AIB moved to rectify fee error in advance of inquiry

Officials at AIB had already moved to correct the rate of commission being charged to certain customers on foreign exchange transactions…

Officials at AIB had already moved to correct the rate of commission being charged to certain customers on foreign exchange transactions in the weeks before the financial regulator started to investigate the overcharging.

The currency converter machines used by bank staff to calculate these transactions had been almost totally adjusted to reduce the rate of commission charged from one percentage point to 0.5 of a percentage point, before the Irish Financial Services Regulatory Authority (IFSRA) contacted the bank last Friday.

An AIB spokeswoman said the bank’s senior management were unaware of this exercise and only learned about the systematic overcharging of certain customers in recent days. The estimated amount of the overcharging is €14 million.

The bank says that the staff who were involved in rectifying this problem were at a relatively junior level and had begun to prepare a report for the regulator. They did not raise the matter at a senior level in the bank, it says.

READ MORE

“The process had begun and we are confident that they would have informed the board,” the spokeswoman said. “This shouldn’t have happened. The details of what happened will form part of the investigation.”
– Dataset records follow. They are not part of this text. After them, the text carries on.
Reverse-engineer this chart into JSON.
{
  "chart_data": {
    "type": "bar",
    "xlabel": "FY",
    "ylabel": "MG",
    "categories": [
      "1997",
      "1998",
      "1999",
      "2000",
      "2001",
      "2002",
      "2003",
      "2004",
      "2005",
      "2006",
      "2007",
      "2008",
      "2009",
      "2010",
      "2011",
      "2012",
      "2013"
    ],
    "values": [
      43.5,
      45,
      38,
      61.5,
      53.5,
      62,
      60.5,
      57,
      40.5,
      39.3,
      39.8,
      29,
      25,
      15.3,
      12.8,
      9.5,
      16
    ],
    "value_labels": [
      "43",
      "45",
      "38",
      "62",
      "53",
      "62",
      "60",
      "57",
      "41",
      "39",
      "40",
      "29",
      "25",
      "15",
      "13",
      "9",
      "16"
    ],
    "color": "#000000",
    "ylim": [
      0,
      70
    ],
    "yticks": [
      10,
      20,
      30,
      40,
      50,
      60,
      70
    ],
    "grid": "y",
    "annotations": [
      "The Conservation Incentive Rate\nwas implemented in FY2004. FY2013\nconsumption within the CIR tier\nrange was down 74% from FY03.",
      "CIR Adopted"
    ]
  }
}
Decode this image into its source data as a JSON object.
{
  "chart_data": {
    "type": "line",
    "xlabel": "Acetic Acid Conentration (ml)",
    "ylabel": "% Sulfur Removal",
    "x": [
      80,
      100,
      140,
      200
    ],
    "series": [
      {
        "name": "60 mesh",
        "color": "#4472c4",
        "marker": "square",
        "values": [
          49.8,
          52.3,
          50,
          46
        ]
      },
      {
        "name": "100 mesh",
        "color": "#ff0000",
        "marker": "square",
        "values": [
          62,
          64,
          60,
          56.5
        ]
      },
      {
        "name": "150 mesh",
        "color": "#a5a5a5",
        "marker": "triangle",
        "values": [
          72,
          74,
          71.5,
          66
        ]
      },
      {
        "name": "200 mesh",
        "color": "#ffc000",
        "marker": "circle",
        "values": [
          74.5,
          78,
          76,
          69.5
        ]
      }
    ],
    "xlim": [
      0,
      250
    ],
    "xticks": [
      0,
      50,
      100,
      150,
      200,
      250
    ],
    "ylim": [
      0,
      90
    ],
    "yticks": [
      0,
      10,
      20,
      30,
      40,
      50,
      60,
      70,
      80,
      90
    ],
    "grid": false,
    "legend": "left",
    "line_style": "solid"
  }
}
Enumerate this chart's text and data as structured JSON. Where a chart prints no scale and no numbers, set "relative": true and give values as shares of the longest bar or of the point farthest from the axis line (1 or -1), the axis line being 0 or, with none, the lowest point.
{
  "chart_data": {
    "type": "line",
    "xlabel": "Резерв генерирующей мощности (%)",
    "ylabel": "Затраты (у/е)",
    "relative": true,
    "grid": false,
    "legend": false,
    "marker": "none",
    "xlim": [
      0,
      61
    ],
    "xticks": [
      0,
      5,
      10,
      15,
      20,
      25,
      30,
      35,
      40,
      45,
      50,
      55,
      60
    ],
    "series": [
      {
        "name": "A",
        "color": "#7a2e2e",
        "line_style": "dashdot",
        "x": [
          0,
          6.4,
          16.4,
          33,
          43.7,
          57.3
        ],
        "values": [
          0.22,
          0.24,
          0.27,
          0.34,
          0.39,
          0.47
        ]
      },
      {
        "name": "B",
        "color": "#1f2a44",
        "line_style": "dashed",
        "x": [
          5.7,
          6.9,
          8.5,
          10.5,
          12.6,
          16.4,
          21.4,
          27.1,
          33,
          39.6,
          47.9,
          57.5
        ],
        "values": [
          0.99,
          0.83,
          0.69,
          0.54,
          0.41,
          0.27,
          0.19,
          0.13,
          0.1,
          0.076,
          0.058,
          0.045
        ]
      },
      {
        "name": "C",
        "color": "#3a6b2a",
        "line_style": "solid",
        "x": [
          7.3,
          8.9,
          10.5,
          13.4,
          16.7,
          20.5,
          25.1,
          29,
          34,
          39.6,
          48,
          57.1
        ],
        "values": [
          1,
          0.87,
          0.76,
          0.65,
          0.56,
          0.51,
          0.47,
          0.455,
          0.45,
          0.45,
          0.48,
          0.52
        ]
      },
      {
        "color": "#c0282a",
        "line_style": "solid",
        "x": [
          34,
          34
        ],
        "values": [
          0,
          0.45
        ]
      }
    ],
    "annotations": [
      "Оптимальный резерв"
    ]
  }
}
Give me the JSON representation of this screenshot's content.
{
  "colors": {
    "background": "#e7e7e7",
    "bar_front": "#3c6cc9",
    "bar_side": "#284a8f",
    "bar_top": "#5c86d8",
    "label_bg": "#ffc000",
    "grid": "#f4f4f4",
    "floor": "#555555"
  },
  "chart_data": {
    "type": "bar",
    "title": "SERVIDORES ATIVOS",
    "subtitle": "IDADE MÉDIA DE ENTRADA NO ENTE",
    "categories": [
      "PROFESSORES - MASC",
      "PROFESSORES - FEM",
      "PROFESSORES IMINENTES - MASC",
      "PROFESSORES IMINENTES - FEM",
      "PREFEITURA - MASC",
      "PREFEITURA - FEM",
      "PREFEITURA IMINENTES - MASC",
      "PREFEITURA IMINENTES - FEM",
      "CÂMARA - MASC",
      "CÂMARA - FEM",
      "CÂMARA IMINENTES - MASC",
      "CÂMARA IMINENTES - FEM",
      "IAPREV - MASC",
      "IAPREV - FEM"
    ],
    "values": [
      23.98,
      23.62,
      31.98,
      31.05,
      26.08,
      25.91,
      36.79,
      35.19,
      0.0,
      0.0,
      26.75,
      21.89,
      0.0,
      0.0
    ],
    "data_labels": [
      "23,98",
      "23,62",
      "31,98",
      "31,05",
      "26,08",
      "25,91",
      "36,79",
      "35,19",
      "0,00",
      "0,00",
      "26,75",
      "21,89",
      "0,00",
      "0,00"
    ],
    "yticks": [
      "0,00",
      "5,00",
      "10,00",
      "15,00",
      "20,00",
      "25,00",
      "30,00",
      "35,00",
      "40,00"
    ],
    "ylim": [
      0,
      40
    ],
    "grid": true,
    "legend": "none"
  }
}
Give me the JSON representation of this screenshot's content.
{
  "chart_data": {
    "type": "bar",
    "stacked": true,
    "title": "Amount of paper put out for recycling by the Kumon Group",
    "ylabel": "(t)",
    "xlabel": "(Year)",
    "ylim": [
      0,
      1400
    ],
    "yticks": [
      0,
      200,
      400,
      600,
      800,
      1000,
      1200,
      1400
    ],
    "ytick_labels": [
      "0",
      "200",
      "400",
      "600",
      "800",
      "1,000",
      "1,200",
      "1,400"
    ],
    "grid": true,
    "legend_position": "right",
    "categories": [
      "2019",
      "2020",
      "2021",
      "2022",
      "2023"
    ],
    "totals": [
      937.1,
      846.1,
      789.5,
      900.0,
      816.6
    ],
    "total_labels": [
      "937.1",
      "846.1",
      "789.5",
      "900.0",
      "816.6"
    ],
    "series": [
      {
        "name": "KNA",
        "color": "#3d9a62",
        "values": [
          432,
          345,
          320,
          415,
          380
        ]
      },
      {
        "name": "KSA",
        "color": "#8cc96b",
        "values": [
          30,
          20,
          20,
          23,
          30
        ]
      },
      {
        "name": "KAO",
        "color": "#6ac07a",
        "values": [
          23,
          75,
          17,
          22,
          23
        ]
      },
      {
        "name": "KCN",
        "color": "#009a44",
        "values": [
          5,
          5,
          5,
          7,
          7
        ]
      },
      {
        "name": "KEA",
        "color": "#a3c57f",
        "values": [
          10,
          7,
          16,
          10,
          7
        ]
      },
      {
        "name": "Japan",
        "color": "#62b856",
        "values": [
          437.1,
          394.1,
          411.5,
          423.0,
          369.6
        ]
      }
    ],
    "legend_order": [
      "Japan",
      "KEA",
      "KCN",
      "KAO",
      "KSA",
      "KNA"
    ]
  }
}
The bank confirmed that officials working on the foreign exchange counters were not informed why the machines were being altered. The new lower rate of commission would have been printed out for customers, according to AIB. “That’s all we know at the moment,” the bank said yesterday.

Yesterday it emerged that it was the bank's Strategic Development Unit that noted the issue in 2002 but failed to notify the bank's executive managers.
The financial regulator has already sent officials into AIB to investigate how it systematically overcharged certain customers and is seeking reassurances from other banks that they have not engaged in similar practices. Senior inspectors from IFSRA were on site in AIB yesterday.

A spokesman for IFSRA said the inspectors were seeking to establish, independently of the bank, how the overcharging occurred. The inspectors will be seeking to establish why, when the overcharging came to light in 2002, it did not end immediately.

The IFSRA spokesman said the inspectors were concentrating on establishing how AIB was able to estimate that the amount of overcharging
during the 1996 – mid-April 2004 period was approximately €14 million. The inspectors are also going to examine the systems for ensuring that serious issues are notified to senior executives.

IFSRA will also seek to establish how the customers affected by the
overcharging could be identified and repaid. The Tánaiste, Ms Harney, said yesterday that she believed the bank should do whatever necessary to identify the customers and repay them, in order to "restore confidence" in the bank.

However Mr John Hickey, general manager, retail banking with AIB, said the “stand alone” computer system used in the bank for foreign exchange transactions recorded the date, size, and rates used in a particular transaction, but no information about the customer or the draft or cheque associated with the transaction.

The bank could estimate the likely amount involved but find it extremely difficult to identify the customers involved. He said the bank would work with customers to see if the amount of overcharging affecting them, could be established.

The Irish Bank Officials Association has called for an independent
investigation into AIB's overcharging practices.